Not only had the Dragon been bound to this place and had his magic siphoned when he was barely an adult, but he had then been attacked and crippled when he tried to make a friend.

A single tear ran down her blistered cheek in sympathy.

“I am so sorry, Atlas. I’m really glad I didn’t ask you why we couldn’t fly to Lance’s light,” she rasped with a chuckle.

I already heard you ask in your head. Atlas rumble-laughed, shaking the ground beneath her boots.

Helena stumbled, but caught herself on a scale of one of the Dragon’s legs. “Of course you did,” she replied, pushing back upright.

We need to move faster, Atlas said. I am concerned about the Surt following us.

“I can’t,” she replied. “I don’t know how I’m moving now, if I’m honest. I haven’t eaten, slept, or drank anything in… days? I don’t know how time works here.”

The Dragon stopped and lowered his head to look at her. There is a hollow behind my horns at the back of my head where you should fit. Climb on.

Helena’s eyes raked over his scaly side. In her condition, the Dragon may as well have asked her to climb a mountain. “I can’t.”

Please, Len, he begged, a gravelly whimper coming from the back of his throat. We need to move more quickly. I can outpace them, you cannot.

“Did you just call me Len?” she asked in surprise. “That’s what my friends and family call me.”

Are we not friends? Atlas asked, shifting his head a little closer to her, so the scales at the bottom his jaw just brushed the toes of her boots.

Ash puffed into the air at his movements and Helena waved it away from her face, her claws whistling slightly where they swiped through the haze.

She felt a thrum of hope down the golden thread that tied them together.

She reminded herself that this Dragon was immature, in his mind if not in his body.

Atlas had grown up in isolation and had been alone for longer than she could truly comprehend, away from a family and all meanings of the word.

The Dragon saved her, not only because he was desperate to leave his bondage to the Fae, but because he did not want to be alone anymore. Atlas wanted a friend.

Another tear slid down her cheek, her heart wrung with pity for the lonely Dragon.

“We can be friends,” she replied. Helena jolted in surprise as a resonance of joy plucked down the thread between them from the Dragon’s end of their tie.
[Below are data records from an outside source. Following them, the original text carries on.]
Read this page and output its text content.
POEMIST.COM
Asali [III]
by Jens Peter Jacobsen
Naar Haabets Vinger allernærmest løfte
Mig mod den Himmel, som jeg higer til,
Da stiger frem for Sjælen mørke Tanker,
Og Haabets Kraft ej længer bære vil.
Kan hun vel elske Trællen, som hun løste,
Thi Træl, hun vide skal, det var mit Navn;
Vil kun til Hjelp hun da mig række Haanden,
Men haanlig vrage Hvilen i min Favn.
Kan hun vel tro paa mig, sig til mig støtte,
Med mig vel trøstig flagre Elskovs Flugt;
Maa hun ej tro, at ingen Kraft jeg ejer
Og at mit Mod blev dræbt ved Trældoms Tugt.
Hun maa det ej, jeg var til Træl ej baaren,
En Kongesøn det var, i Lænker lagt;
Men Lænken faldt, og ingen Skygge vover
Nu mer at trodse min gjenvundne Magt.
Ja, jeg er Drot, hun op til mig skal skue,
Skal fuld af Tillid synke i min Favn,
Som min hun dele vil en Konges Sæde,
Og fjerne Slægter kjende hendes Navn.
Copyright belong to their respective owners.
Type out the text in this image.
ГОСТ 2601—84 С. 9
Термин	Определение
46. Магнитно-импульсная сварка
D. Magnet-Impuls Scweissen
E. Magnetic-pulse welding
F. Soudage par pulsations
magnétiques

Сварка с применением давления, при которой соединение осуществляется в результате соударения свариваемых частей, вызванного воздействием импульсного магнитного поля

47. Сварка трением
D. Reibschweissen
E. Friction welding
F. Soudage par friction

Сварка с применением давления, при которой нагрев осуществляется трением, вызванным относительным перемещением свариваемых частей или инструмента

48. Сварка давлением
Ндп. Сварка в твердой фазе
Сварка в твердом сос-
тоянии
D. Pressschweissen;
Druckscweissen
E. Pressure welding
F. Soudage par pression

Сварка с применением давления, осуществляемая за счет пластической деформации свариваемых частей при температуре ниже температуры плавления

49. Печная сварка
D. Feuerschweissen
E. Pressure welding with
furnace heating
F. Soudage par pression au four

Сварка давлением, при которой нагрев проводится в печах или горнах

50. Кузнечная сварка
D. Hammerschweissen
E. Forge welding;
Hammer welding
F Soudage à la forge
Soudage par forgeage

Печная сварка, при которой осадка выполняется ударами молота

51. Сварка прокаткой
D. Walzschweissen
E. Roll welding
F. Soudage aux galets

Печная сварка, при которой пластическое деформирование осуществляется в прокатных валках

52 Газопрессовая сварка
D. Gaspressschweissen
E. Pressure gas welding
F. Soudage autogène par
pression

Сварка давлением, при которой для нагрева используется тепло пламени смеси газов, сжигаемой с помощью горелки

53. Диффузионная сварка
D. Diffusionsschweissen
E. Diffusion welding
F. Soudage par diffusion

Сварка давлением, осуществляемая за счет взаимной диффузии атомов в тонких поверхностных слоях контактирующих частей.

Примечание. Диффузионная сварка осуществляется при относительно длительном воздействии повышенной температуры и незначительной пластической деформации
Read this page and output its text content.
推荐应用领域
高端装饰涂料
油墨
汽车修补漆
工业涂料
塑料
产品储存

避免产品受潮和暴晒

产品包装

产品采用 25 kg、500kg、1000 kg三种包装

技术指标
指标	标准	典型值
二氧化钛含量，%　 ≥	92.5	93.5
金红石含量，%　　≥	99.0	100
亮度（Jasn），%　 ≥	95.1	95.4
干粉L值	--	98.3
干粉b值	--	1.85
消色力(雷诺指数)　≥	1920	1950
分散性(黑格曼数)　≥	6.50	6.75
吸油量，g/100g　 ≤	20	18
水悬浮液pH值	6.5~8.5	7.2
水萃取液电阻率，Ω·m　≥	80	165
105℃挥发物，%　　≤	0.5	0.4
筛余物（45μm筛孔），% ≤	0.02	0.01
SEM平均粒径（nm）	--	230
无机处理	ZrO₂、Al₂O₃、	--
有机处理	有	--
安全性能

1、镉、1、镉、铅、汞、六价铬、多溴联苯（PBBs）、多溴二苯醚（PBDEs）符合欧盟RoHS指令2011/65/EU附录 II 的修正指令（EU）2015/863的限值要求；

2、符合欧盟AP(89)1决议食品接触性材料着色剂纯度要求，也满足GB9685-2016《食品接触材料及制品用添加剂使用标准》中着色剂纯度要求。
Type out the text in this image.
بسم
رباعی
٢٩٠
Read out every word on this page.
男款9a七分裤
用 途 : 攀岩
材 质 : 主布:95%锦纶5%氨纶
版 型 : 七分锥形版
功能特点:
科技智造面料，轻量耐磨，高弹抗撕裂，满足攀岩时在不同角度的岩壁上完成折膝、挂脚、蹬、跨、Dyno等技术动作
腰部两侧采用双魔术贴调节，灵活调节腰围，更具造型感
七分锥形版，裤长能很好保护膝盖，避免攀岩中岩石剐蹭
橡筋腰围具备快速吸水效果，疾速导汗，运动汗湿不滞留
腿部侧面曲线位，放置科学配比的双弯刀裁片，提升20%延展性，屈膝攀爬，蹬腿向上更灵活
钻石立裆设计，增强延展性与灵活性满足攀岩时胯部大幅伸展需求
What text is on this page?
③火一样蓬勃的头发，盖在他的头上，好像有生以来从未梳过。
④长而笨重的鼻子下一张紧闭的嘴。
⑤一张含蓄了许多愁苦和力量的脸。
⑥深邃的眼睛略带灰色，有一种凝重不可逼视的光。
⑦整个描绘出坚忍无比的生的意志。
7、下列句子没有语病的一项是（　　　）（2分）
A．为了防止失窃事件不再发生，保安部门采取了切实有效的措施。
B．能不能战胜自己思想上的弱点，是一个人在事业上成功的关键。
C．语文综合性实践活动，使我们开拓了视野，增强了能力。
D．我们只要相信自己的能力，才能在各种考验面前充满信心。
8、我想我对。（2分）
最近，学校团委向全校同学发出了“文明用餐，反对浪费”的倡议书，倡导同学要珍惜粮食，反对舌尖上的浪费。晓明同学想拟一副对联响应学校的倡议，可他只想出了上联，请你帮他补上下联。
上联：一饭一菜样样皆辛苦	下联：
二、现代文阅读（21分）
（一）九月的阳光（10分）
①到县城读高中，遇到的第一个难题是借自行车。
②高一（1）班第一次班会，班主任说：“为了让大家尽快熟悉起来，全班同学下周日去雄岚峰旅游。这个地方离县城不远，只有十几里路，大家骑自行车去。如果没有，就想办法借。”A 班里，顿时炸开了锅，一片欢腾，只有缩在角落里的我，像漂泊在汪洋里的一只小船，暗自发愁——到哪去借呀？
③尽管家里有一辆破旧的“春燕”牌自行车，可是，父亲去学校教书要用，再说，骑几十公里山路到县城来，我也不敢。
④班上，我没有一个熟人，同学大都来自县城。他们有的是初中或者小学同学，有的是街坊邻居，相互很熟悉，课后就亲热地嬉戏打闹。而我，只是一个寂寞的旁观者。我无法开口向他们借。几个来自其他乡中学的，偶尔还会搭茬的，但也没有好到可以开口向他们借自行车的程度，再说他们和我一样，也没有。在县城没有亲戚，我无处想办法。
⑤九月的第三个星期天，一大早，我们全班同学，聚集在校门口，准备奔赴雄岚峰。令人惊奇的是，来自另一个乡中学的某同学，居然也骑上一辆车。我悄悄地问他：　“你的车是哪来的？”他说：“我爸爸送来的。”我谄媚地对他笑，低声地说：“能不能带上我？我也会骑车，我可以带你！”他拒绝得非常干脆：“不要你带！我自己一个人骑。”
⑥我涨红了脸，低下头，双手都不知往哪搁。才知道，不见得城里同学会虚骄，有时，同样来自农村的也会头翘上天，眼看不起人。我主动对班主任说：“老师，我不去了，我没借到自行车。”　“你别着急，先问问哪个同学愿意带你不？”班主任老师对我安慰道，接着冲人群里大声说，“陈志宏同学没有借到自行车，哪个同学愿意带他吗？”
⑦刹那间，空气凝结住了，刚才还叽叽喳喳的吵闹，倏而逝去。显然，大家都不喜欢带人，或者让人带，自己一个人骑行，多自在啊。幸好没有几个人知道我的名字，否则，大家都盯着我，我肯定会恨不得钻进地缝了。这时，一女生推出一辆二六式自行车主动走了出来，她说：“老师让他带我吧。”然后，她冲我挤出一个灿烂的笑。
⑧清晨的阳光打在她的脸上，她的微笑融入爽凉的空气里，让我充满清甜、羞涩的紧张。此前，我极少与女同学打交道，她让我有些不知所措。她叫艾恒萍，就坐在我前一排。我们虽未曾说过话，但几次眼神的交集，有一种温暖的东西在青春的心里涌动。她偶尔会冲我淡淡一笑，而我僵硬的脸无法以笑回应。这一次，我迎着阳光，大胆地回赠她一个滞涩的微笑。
“I will try,” she agreed, looking up the side of the Atlas’s head.

Helena reached forward with her scarred arm.

After what felt like days of travelling with the Dragon, the pain from there had subsided, hurting less than the rest of her aching body.

She used it to pull herself up to the first foothold she could see in the interlocking scales.

Helena grunted and grimaced her way up, her blistered legs screaming as they propelled her up the side of Atlas’ head.

She collapsed, chest heaving, into the small hollow the Dragon had described.

Helena scooted her body and propped her back against one of his towering horns, weakly peering over the shorter ones that were in front of her. The blue light was still far away and, for the briefest of moments, she saw it flicker. She felt a pang of panic as it disappeared and reappeared.

Hold on, Atlas rumbled, before taking a long stride and propelling them into a quick march across the scorching land scape.